Injury To Property. Kusiak claims error in the trial judge’s failure to award any recovery for the damage caused by the rain water and mud that entered Kusiak’s cellar during construction. He claims that $10,168.00 in damages resulted from Teddy Bear leaving the concrete pool deck area open during the excavation of the pool. However, the trial judge specifically allowed a request that Kusiak’s failure to enclose the pool and deck was the proximate cause of drainage problems and that Teddy Bear is not liable for damages which arose as a result of the defendant’s failure to enclose the pool as he originally indicated was his intention. Although not required in a civil action tried without a jury in the District Court, “[i]f a judge’s findings of fact are adequate under the “clearly erroneous’ test articulated by Mass. R. Civ. P., Rule 52(a), 365 Mass. 816
(1974), even though taken largely from findings proposed by counsel, then the central purpose called for by the need to prepare findings has been satisfied.” See First Pa. Mortgage Trust v. Dorchester Say. Bank, 395 Mass. 614, 622 n. 12, 481 N.E.2d 1132 (1985). “Findings of fact should not be set aside unless clearly erroneous and due regard shall be given to the opportunity of the trial court to judge the credibility of the witnesses.” Mass. R. Civ. P., Rule 52(c). We discern no reason to set aside the trial judge’s finding with respect to this claimed error.
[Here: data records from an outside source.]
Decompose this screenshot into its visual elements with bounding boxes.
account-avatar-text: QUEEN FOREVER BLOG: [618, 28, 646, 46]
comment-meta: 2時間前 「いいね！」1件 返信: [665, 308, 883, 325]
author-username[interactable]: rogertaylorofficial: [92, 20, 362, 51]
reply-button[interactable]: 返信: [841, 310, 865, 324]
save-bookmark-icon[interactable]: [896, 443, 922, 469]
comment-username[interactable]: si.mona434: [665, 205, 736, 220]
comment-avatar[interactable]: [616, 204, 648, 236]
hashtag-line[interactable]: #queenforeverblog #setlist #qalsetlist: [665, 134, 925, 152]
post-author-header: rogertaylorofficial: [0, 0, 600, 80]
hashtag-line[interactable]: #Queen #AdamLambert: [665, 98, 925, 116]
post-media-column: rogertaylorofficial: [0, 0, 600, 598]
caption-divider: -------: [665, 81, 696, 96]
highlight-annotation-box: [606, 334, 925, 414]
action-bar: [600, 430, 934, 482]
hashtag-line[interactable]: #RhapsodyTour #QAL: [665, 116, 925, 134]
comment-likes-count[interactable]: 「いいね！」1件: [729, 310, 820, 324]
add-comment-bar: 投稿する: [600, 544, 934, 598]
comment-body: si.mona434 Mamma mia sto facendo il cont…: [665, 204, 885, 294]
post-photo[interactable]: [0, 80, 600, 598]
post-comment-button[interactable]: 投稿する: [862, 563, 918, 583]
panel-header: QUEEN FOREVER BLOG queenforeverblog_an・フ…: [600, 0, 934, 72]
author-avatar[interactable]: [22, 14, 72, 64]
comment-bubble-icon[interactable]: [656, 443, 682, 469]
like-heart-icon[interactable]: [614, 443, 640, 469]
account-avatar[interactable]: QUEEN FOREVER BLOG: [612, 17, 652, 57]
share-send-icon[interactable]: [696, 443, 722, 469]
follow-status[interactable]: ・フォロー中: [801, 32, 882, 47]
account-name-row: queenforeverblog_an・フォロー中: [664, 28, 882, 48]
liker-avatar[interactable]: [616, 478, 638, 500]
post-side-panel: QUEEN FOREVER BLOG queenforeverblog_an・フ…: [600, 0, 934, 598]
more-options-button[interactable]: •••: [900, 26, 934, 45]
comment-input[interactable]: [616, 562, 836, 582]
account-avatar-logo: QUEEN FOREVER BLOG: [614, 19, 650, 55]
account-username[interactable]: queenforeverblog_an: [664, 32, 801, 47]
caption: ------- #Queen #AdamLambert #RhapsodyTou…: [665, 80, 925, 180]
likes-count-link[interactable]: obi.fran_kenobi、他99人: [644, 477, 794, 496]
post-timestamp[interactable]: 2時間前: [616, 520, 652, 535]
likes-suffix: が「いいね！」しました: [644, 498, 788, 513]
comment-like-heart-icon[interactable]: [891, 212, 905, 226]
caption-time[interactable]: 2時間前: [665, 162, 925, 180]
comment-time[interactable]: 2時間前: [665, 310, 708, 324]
Appellate Decision Order. As to counts I and II of the complaint of the plaintiff, Teddy Bear Pools, Inc. against the defendant Joseph E. Kusiak, we order that the Clerk Magistrate of the Springfield District Court vacate the judgment for the plaintiff, Teddy Bear Pools, Inc. and enter judgment for the defendant, Joseph E. Kusiak. As to the remaining claims, we dismiss the appeal.